« Abus de confiance » et « fausses adresses » : Le coup de gueule des étudiants de l’UASZ contre Kopar Express

Plus de vingt jours après le décès tragique en France de leur camarade Serigne Ba, les étudiants de l'Université Assane Seck de Ziguinchor (UASZ) et le mouvement Vision Citoyenne haussent le ton. Ils accusent la plateforme de collecte de fonds en ligne Kopar Express de retenir illégalement près de 2 millions de francs CFA destinés aux funérailles et au remboursement des frais de rapatriement du corps.


L'indignation est à son comble au sein de la communauté étudiante de Ziguinchor. Réunis autour de l’Amicale de physique-chimie et rejoints par les anciens étudiants, ils ont publiquement pris la parole pour dénoncer ce qu'ils qualifient de « tentative de détournement de fonds, d'abus de confiance et d'escroquerie » de la part des responsables de la plateforme Kopar Express.
 
L'urgence d'un rapatriement, le piège de l'attente
Tout commence le 11 juin dernier, lorsque Serigne Ba, un jeune étudiant sénégalais originaire de Fos-Sérigneba, décède à Lille, en France. Face au coût élevé du rapatriement de la dépouille, ses camarades se mobilisent immédiatement. Ndiouga Diouf, étudiant en première année de thèse en géographie à l’UASZ, explique : « Notre choix s'est porté sur Kopar Express parce que c'était, à nos yeux, la plateforme la plus pertinente et la plus transparente pour suivre l'évolution des dons. »
En l'espace de trois jours seulement, la solidarité nationale et la diaspora portent leurs fruits : la cagnotte frôle son objectif de 2 millions de francs CFA, atteignant 1 950 000 FCFA.
Cependant, face à l'urgence absolue de la situation et ne pouvant attendre les délais de disponibilité des fonds sur la plateforme, les étudiants décident de contracter une dette importante auprès d'une bonne volonté pour engager immédiatement les démarches administratives. Grâce à cet emprunt, le corps de Serigne Ba a pu être rapatrié au Sénégal et inhumé.
 
Des adresses erronées et un « jeu de piste » suspect à Dakar
Les complications ont débuté le 14 juin, lorsque les étudiants ont saisi la plateforme pour bloquer la cagnotte et demander le reversement des fonds afin de rembourser leur créancier et soutenir la famille endeuillée. Malgré les promesses initiales de Kopar Express de traiter ce cas de force majeure en priorité, la situation s'est enlisée.

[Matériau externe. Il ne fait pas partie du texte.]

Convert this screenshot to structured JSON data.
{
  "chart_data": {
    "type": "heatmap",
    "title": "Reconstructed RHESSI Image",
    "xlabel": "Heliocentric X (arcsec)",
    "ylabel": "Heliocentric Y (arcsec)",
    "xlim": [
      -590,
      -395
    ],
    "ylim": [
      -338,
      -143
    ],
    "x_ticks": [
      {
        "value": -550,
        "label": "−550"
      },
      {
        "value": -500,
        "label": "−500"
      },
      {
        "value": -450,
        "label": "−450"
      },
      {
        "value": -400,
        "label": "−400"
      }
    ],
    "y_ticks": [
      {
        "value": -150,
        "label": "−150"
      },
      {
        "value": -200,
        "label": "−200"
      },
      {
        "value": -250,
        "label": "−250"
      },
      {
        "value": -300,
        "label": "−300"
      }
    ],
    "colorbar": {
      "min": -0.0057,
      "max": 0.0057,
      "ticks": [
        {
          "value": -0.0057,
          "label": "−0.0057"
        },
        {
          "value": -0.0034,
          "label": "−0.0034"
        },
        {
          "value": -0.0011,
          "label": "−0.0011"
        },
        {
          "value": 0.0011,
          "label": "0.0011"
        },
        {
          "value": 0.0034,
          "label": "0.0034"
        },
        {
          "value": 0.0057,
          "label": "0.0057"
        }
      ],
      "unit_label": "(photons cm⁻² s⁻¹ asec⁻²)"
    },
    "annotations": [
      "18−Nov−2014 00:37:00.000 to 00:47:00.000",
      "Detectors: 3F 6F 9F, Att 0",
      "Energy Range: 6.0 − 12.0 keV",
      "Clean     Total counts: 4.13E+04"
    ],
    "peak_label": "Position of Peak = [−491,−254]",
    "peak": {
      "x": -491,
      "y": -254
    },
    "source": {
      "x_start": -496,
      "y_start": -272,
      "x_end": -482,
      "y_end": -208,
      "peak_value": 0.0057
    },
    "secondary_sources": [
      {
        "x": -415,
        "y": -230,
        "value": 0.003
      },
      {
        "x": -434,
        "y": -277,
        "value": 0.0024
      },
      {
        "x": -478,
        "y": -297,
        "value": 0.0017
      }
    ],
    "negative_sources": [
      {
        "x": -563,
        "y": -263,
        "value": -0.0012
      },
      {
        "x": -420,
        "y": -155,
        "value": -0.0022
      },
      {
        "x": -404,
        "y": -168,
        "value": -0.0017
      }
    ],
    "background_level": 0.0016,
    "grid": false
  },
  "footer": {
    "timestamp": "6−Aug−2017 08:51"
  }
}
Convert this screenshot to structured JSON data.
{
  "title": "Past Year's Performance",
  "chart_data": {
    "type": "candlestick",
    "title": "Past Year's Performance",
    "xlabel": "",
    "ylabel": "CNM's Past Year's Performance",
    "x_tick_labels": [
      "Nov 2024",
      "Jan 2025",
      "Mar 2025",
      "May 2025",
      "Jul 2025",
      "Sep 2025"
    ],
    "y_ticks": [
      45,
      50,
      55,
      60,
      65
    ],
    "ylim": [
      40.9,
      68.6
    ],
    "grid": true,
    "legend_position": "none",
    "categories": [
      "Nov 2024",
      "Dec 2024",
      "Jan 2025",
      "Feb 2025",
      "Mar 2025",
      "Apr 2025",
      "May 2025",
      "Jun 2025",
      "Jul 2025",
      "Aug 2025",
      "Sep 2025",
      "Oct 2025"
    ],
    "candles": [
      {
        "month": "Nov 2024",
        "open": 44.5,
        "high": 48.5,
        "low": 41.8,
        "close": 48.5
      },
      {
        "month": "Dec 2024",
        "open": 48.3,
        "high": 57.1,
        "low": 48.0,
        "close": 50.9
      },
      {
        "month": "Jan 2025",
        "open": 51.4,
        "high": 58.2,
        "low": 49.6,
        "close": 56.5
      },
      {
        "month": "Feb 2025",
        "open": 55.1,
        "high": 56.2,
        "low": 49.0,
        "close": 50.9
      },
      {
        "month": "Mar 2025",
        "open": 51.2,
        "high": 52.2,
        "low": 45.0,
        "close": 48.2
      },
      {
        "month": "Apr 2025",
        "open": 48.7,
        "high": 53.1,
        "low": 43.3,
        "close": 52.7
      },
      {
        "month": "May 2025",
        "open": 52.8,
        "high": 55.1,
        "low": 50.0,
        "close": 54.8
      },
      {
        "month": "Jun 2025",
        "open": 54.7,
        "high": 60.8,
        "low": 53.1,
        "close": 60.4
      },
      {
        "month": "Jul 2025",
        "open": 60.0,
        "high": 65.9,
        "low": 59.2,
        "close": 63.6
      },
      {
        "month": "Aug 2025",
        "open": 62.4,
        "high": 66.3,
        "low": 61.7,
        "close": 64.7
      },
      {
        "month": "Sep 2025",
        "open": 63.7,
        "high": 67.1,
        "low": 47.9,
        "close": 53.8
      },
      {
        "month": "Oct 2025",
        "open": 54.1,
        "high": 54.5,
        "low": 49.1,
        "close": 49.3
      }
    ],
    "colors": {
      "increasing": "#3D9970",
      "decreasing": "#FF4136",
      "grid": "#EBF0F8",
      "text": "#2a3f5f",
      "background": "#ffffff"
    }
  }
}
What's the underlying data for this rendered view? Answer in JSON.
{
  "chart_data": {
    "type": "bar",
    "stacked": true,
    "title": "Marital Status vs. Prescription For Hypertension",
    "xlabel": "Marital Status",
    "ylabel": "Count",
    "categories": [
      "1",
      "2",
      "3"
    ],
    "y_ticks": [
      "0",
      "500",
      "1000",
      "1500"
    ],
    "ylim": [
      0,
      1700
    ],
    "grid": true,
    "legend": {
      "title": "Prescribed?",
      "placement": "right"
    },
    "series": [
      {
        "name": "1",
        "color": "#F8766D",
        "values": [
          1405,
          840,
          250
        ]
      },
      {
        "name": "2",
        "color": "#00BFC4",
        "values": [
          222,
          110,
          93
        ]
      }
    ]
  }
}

Pire encore, les étudiants dénoncent un véritable manque de considération et des informations mensongères de la part des agents de la plateforme. Envoyés à Dakar pour récupérer les fonds, les représentants des étudiants se sont vu communiquer une première adresse à la Cité Foire (Lot 181). Sur place, le chef de quartier leur confirmera que ce lot n'a jamais existé. Menés en bateau, une seconde adresse leur est fournie près de la Fédération Sénégalaise de Football. Une fois sur les lieux, les responsables sont restés injoignables pendant des heures avant de refuser catégoriquement de prendre leurs appels.
 
Un appel pressant aux autorités et une plainte en vue
« Cela fait plus de 20 jours que nous courons après cet argent. Aujourd'hui, celui qui nous a prêté les fonds nous met la pression pour être remboursé », s'alarme Ndiouga Diouf.
Présent aux côtés des étudiants en guise de solidarité, Madia Diop Sané, coordinateur national du mouvement Vision Citoyenne, n'a pas mâché ses mots : « Nous demandons à l’État du Sénégal de veiller sur ces plateformes qui se disent solidaires mais qui posent d'énormes problèmes quand il s'agit de restituer l'argent. Qu'est-ce qu'ils font de ces fonds ? Pourquoi ces retards injustifiés ? »
Face à ce mur du silence, le mouvement Vision Citoyenne a fermement conseillé aux étudiants de déposer une plainte officielle auprès du Procureur de la République dans les plus brefs délais afin de faire toute la lumière sur cette affaire. Un appel solennel a également été lancé au Président de la République, au ministre de l'Intérieur ainsi qu'au ministre de la Justice pour que la mémoire de Serigne Ba ne soit pas souillée par des considérations mercantiles et que justice soit rendue à sa famille.